Another joint project was an hourly cook. “People could invite us to their home, for example, when they had an anniversary with their partner or for a family celebration, so that we could cook food for them and not have to worry about anything ourselves. We devised a four- to five-course dinner for them, some of which we added on the spot, and then we served them to them,” explains Marek. But they also tried street food stalls and tasting dinners. “When my brother joined Tara, they liked what we were doing, so they let us organize tastings there on Sundays and Mondays, when they were closed. We came up with the idea of ​​a trip around the world – we paired dishes from different countries not only with typical local drinks , but also with music playlists of songs from the countries in question,” explains Marek.

They gradually came to the conclusion that it was time to open their own business. Originally, they were thinking about a modest bistro where customers would take their food away. In the end, however, they decided to capitalize on their projects with tasting dinners as well. “In the summer of 2022, we started looking for a smaller restaurant with a maximum of thirty seats. We liked the place at Grébovka the most, even if it is a bit tucked away. Most people today still look for restaurants based on internet reviews or via Instagram. Few people just go around and looks for a place to eat,” thinks Marek.

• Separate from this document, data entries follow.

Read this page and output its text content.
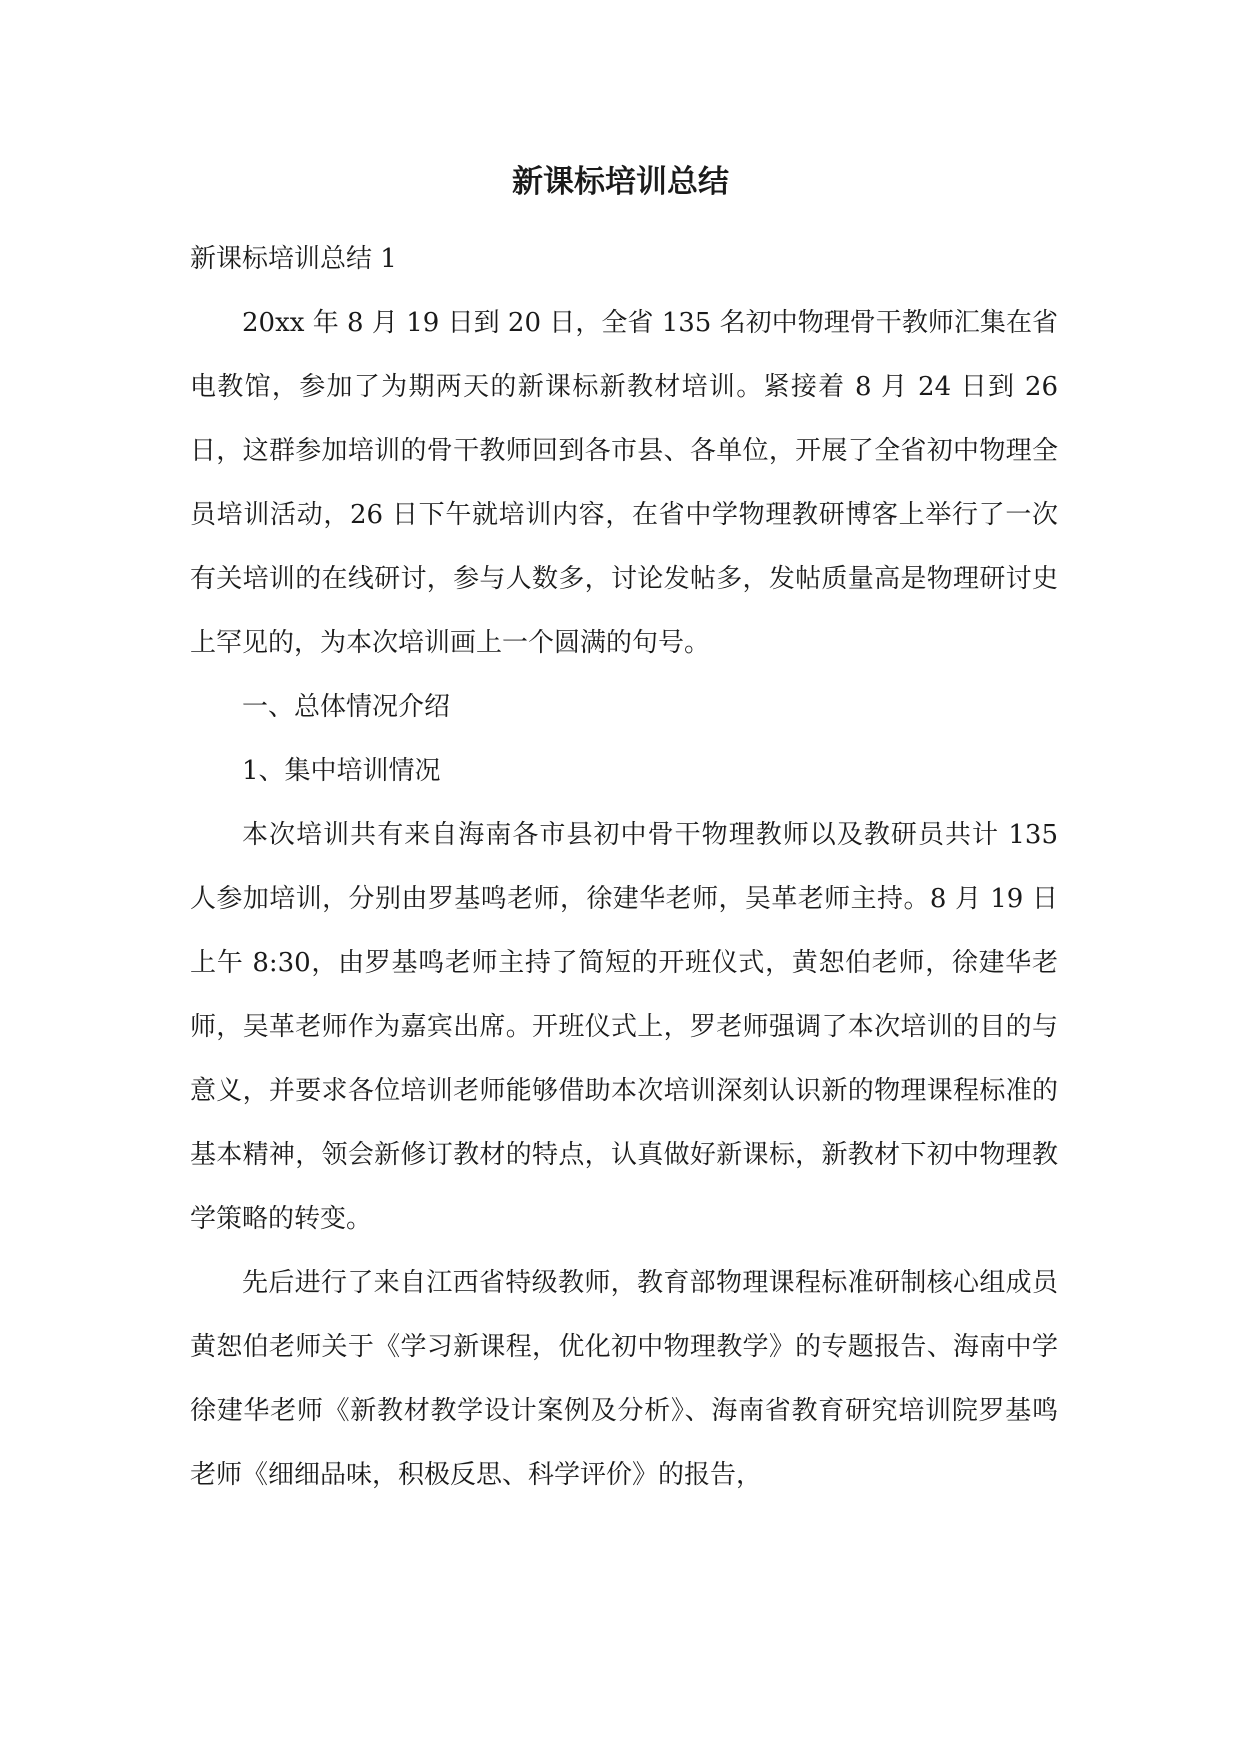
新课标培训总结

新课标培训总结 1

20xx 年 8 月 19 日到 20 日，全省 135 名初中物理骨干教师汇集在省电教馆，参加了为期两天的新课标新教材培训。紧接着 8 月 24 日到 26 日，这群参加培训的骨干教师回到各市县、各单位，开展了全省初中物理全员培训活动，26 日下午就培训内容，在省中学物理教研博客上举行了一次有关培训的在线研讨，参与人数多，讨论发帖多，发帖质量高是物理研讨史上罕见的，为本次培训画上一个圆满的句号。

一、总体情况介绍

1、集中培训情况

本次培训共有来自海南各市县初中骨干物理教师以及教研员共计 135 人参加培训，分别由罗基鸣老师，徐建华老师，吴革老师主持。8 月 19 日上午 8:30，由罗基鸣老师主持了简短的开班仪式，黄恕伯老师，徐建华老师，吴革老师作为嘉宾出席。开班仪式上，罗老师强调了本次培训的目的与意义，并要求各位培训老师能够借助本次培训深刻认识新的物理课程标准的基本精神，领会新修订教材的特点，认真做好新课标，新教材下初中物理教学策略的转变。

先后进行了来自江西省特级教师，教育部物理课程标准研制核心组成员黄恕伯老师关于《学习新课程，优化初中物理教学》的专题报告、海南中学徐建华老师《新教材教学设计案例及分析》、海南省教育研究培训院罗基鸣老师《细细品味，积极反思、科学评价》的报告，
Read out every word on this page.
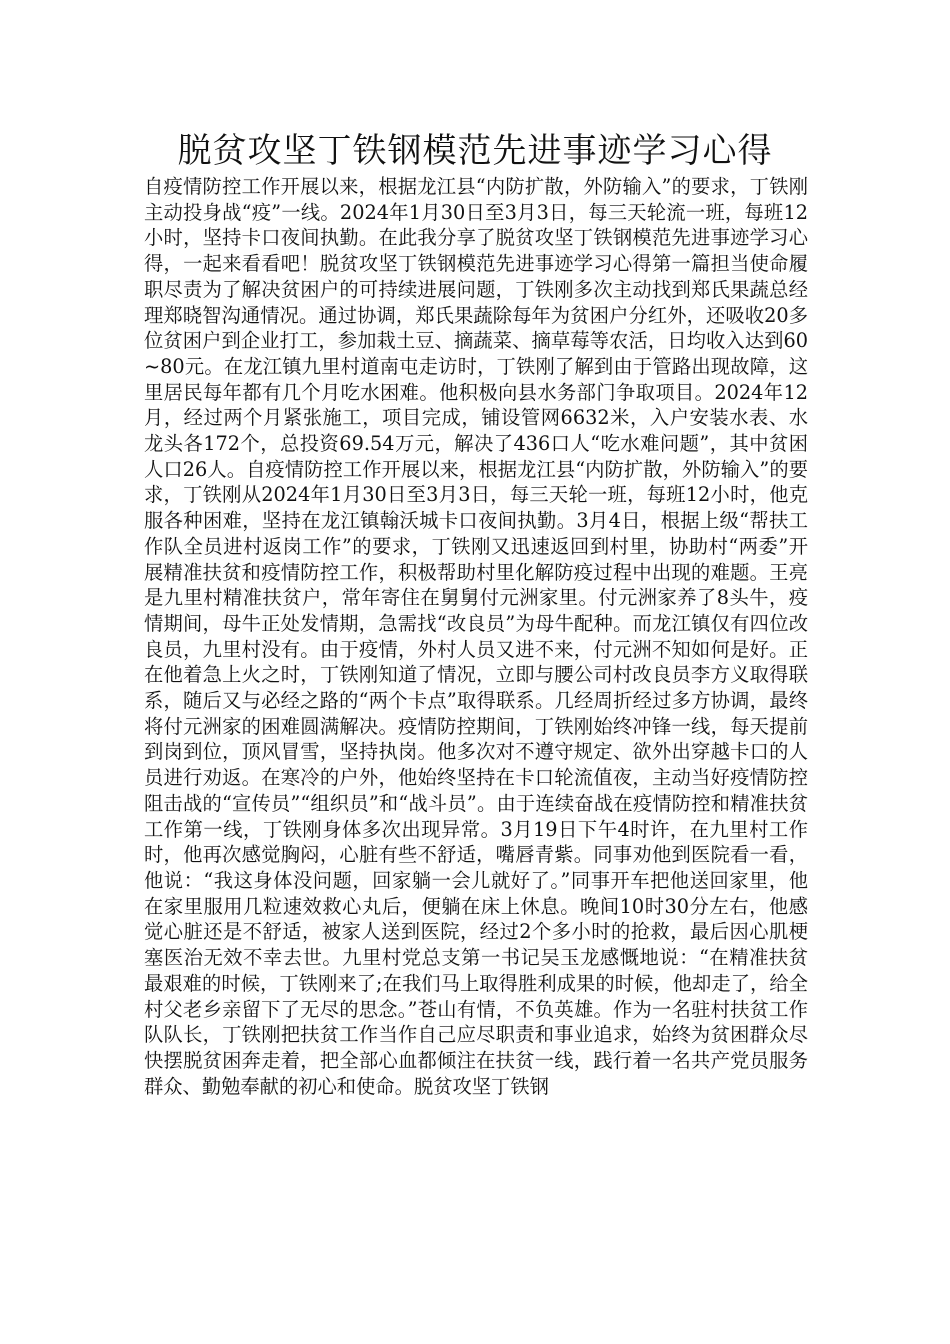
脱贫攻坚丁铁钢模范先进事迹学习心得

自疫情防控工作开展以来，根据龙江县“内防扩散，外防输入”的要求，丁铁刚主动投身战“疫”一线。2024年1月30日至3月3日，每三天轮流一班，每班12小时，坚持卡口夜间执勤。在此我分享了脱贫攻坚丁铁钢模范先进事迹学习心得，一起来看看吧！脱贫攻坚丁铁钢模范先进事迹学习心得第一篇担当使命履职尽责为了解决贫困户的可持续进展问题，丁铁刚多次主动找到郑氏果蔬总经理郑晓智沟通情况。通过协调，郑氏果蔬除每年为贫困户分红外，还吸收20多位贫困户到企业打工，参加栽土豆、摘蔬菜、摘草莓等农活，日均收入达到60~80元。在龙江镇九里村道南屯走访时，丁铁刚了解到由于管路出现故障，这里居民每年都有几个月吃水困难。他积极向县水务部门争取项目。2024年12月，经过两个月紧张施工，项目完成，铺设管网6632米，入户安装水表、水龙头各172个，总投资69.54万元，解决了436口人“吃水难问题”，其中贫困人口26人。自疫情防控工作开展以来，根据龙江县“内防扩散，外防输入”的要求，丁铁刚从2024年1月30日至3月3日，每三天轮一班，每班12小时，他克服各种困难，坚持在龙江镇翰沃城卡口夜间执勤。3月4日，根据上级“帮扶工作队全员进村返岗工作”的要求，丁铁刚又迅速返回到村里，协助村“两委”开展精准扶贫和疫情防控工作，积极帮助村里化解防疫过程中出现的难题。王亮是九里村精准扶贫户，常年寄住在舅舅付元洲家里。付元洲家养了8头牛，疫情期间，母牛正处发情期，急需找“改良员”为母牛配种。而龙江镇仅有四位改良员，九里村没有。由于疫情，外村人员又进不来，付元洲不知如何是好。正在他着急上火之时，丁铁刚知道了情况，立即与腰公司村改良员李方义取得联系，随后又与必经之路的“两个卡点”取得联系。几经周折经过多方协调，最终将付元洲家的困难圆满解决。疫情防控期间，丁铁刚始终冲锋一线，每天提前到岗到位，顶风冒雪，坚持执岗。他多次对不遵守规定、欲外出穿越卡口的人员进行劝返。在寒冷的户外，他始终坚持在卡口轮流值夜，主动当好疫情防控阻击战的“宣传员”“组织员”和“战斗员”。由于连续奋战在疫情防控和精准扶贫工作第一线，丁铁刚身体多次出现异常。3月19日下午4时许，在九里村工作时，他再次感觉胸闷，心脏有些不舒适，嘴唇青紫。同事劝他到医院看一看，他说：“我这身体没问题，回家躺一会儿就好了。”同事开车把他送回家里，他在家里服用几粒速效救心丸后，便躺在床上休息。晚间10时30分左右，他感觉心脏还是不舒适，被家人送到医院，经过2个多小时的抢救，最后因心肌梗塞医治无效不幸去世。九里村党总支第一书记吴玉龙感慨地说：“在精准扶贫最艰难的时候，丁铁刚来了;在我们马上取得胜利成果的时候，他却走了，给全村父老乡亲留下了无尽的思念。”苍山有情，不负英雄。作为一名驻村扶贫工作队队长，丁铁刚把扶贫工作当作自己应尽职责和事业追求，始终为贫困群众尽快摆脱贫困奔走着，把全部心血都倾注在扶贫一线，践行着一名共产党员服务群众、勤勉奉献的初心和使命。脱贫攻坚丁铁钢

“We are not stiff, we try to communicate with everyone directly, as if we were hosting them at our home. But at the same time, we pay attention to first-class service,” say the Macháč brothers. | Photo: Jakub Plíhal

In sweatpants, but with first-class service

Paradoxically, Jan’s experience with Asian cuisine convinced him that he wanted to focus on Czech cuisine in his own restaurant. “When I had to work with foreign ingredients, of course I managed to somehow prepare them. But I missed that I didn’t know how they taste in the countries for which they are typical. I had no idea, for example, how the natives in Vietnam cook pho or what dragon fruit is when you pluck it straight from the tree. If, on the other hand, I want to cook sirloin, I know every ingredient from the very basics, which is why Czech cuisine is closer to me,” he emphasizes. However, he approaches it so creatively that the dishes are often unrecognizable. “Even if you see rabbit on cream or dumpling with egg on the menu, be prepared to get something unexpected,” promises Jan.

In addition, the menu at Kamin changes every month. “However, we always try to work with seasonal ingredients and take into account what is currently growing. At the same time, we realize that in the summer you don’t want to leave with a belly full of cream, so we use more fresh vegetables to lighten the menu,” points out Jan. When devising the menu, the Macháč brothers also like to be inspired by childhood traumas. “My brother often asks me what I disliked in the school canteen. I didn’t eat enough as a child. I disliked stewed carrots, I didn’t like dill or fish fillets. But my brother can remake almost anything so that I like it,” he praises Mark.

According to him, enthusiastic rumors about the Beskydy restaurant in the heart of Prague began to spread thanks to the informal approach to customers. “We are not stiff, we try to communicate directly with everyone, as if we were hosting them at our home. But at the same time, we pay attention to first-class service,” explains Jan. “In the summer, we go to work in shorts and tennis shoes, which surprised some guests at first, but then they liked it. They can also arrive in sweatpants and a sweatshirt. It’s much more pleasant to eat in comfortable clothes, at least then your stomach doesn’t press in,” he recommends Mark. In the meantime, Jan is already pouring plum juice into the stamper. It would be an eternal shame to end a visit to Kamin other than with schnapps.